Like its neighbors Shake Shack and Blue Ribbon Fried Chicken, the restaurant is contemporary mini-chain. It’s owned by Opper Melang, a Seattle boutique restaurant group founded by Nathan Opper and Zak Melang, a duo with backgrounds in construction and design. The burgeoning brand boasts 10 locations, most of which are located in the Pacific Northwest. Perhaps having roots so far from the border could explain why the interior design — a stylish mix of colorful tile, antique lighting, and hand-built tabletops (made by Melang) — often outshines the food.
There were certainly some highlights during a recent visit. Of the five street tacos we sampled, the pork carnitas stood out for its pleasant citrus notes. A grilled pork al pastor taco, flavored with a hint of pineapple, was also a notch above your standard street fare. But other dishes lacked the complex and soulful qualities I expect from this cuisine. Take the guacamole. Casa del Matador spared us the circus act of making tableside dip — a feature often found at other modern Mexican restaurants. But our tiny bowl of green mush was short on spice and acid.

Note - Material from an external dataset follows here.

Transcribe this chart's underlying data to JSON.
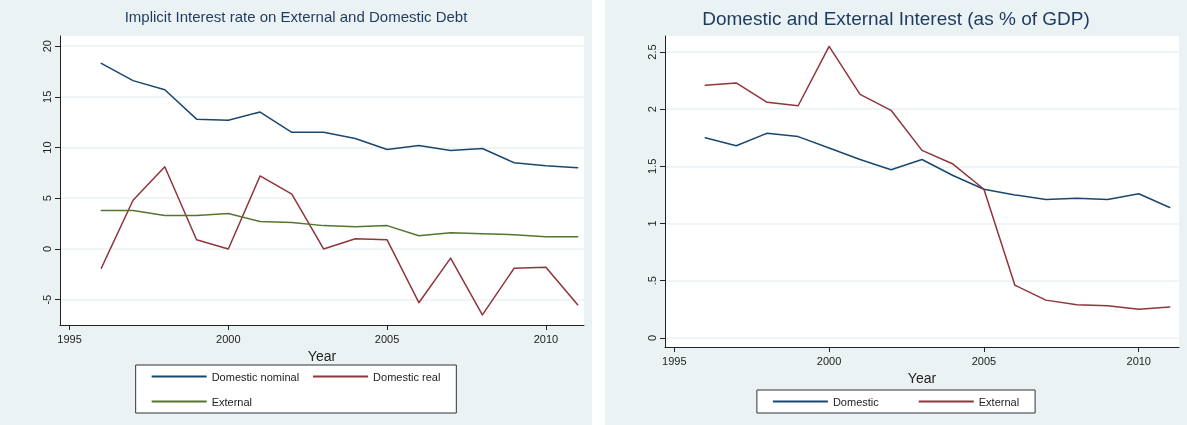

The rest of the meal hovered just above forgettable. Crumbled chorizo on a single small corn tortilla struck me as the kind of lazy breakfast a hungover bachelor could cook while still half-asleep. Jalapeño poppers wrapped in crispy bacon were advertised as being stuffed with goat cheese, but there was no hint of creamy grassiness in the filling. And an entrée of chicken enchiladas poblanos (“rich and mild with fire-roasted chiles”) was short on flavor and completely dry on the inside. It was especially disappointing given the vivid descriptions for each of the four sauces available. An optimistic dining companion commented that at least a side of black beans was properly prepared. (Unfortunately, I’m partial to creamier refried pintos.)
The restaurant’s saving grace is its beverage program. There are 128 tequilas and 23 mezcals at every price point stocked at the bar. Guests can knock back $5 shots or sample top-shelf selections in the form of customized flights. Cocktails are also a far cry from the syrupy, neon, frozen drinks one might find at other Mexican mega-restaurants. A cucumber jalapeño margarita on the rocks, served with a chile-spiked salt rim, was refreshing and easy to sip on a hot summer night.
It’s also worth nothing that, while the food isn’t exactly authentic, the service was friendly and the prices were fair. The beautiful space suggested haute Mexican fare at an offensive mark-up, but a large dinner for two with drinks was $50. Happy hour and brunch service promises to be good for the business.
Unless there’s a fundamental change in the food, Casa del Matador is unlikely to win over any Mexican culinary connoisseurs. The good news is that it can rely on its good looks and prime location to maintain an edge over the nearby competition. It’s Mexican Lite, which is a fine fit for this particular shopping center — a place where the clientele seems willing to pay a premium for simple things in pretty packages.